Kubernetes Environments

When using Kubernetes to deploy NuoDB, the following types of deployment are supported:

  • Cluster-scoped deployments

  • Namespace-scoped deployments

NuoDB recommends using namespace-scoped deployments. In a namespace-scoped deployment, each new project for a NuoDB database contains its own NuoDB Admin “domain”. For information on Kubernetes deployment options, see concepts documented here.

In a cluster-scoped deployment, a single central project contains the NuoDB admin “domain”. In a cluster-scoped deployment, the “domain name” is the name of this single cluster-wide project - and is typically called “nuodb”.

In deployments of NuoDB managed using Kubernetes, NuoDB supports multiple NuoDB domains running in one Kubernetes cluster. In these deployments, NuoDB also supports multiple projects accessing databases from one or more NuoDB domains. In a cluster deployment, a dedicated project is set up where the NuoDB database and monitoring pods (for example, Admin and Transaction Engine pods) are located. An administration domain may be shared with other application projects where Transaction Engines (TEs) can optionally be deployed.

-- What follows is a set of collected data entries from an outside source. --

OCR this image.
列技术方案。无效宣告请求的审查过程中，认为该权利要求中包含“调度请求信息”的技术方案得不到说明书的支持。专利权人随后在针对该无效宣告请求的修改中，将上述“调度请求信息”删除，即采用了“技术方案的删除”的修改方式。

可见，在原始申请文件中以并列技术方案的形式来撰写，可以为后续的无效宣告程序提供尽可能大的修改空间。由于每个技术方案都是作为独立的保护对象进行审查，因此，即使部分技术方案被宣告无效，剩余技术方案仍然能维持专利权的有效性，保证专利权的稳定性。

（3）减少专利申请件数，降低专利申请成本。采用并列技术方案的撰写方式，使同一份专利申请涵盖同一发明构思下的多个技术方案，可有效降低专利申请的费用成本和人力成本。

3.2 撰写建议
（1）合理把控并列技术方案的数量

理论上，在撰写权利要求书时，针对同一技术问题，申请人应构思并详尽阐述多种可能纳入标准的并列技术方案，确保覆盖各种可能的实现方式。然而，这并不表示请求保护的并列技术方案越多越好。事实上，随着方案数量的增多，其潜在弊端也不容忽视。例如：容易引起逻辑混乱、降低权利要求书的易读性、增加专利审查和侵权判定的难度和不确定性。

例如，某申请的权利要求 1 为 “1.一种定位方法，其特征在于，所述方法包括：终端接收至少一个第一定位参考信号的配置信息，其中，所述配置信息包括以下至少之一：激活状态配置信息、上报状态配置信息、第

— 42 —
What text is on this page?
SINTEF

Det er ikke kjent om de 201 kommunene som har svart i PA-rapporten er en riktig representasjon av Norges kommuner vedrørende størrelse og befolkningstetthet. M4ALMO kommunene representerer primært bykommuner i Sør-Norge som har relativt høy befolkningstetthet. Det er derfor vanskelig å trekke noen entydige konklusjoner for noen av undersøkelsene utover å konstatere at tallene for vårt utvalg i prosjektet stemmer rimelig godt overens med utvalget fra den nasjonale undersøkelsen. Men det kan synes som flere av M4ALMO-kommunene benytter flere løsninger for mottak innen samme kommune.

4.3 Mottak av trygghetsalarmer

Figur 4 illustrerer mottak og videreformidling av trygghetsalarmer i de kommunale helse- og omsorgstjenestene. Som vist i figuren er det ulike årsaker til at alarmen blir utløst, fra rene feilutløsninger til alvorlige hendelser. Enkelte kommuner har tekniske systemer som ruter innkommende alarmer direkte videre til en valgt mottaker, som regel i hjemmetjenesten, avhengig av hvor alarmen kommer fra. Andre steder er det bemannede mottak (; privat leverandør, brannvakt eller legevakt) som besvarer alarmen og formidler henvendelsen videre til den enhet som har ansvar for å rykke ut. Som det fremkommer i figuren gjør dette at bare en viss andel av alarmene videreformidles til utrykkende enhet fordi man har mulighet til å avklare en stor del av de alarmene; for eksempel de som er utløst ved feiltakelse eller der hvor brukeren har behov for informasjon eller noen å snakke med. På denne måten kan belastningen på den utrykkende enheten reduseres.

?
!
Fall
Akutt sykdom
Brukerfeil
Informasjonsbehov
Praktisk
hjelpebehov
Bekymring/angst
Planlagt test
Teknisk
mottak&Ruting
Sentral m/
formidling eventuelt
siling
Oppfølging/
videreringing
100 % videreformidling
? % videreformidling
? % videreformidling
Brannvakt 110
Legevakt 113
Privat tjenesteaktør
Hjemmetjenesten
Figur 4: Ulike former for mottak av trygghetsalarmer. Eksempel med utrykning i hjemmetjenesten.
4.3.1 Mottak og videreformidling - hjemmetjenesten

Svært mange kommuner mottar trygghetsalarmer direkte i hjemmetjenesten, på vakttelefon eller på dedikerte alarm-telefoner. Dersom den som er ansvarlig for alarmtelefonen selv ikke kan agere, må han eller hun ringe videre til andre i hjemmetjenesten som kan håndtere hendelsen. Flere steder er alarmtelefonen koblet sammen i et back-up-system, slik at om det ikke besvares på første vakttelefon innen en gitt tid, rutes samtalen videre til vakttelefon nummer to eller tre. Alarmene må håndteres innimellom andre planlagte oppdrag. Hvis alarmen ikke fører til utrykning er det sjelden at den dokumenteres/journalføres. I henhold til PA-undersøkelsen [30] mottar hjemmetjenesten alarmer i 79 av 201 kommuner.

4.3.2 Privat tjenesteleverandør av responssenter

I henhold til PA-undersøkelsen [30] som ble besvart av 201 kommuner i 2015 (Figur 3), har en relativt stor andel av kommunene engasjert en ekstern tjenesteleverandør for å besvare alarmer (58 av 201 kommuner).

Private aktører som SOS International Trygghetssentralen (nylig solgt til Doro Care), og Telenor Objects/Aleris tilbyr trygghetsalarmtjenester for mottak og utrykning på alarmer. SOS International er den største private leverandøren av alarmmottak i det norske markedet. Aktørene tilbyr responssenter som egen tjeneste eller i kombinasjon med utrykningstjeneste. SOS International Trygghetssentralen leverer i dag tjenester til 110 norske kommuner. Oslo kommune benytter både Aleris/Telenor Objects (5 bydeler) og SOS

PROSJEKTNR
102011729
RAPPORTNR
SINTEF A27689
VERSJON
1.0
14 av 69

The placement oof the NuoDB TE pods can either be in an application or in the NuoDB project; this is a logical placement not a physical one. To optimize application runtime performance, the application pod and its preferred TE should be as closely co-located as possible, thereby reducing client-side connection latency. For example, the application and TE should be in the same pod or located on the same server node.

NuoDB provides flexible load balancer features to control this, and allows you to decide on how close or distant clients are located to/from TEs.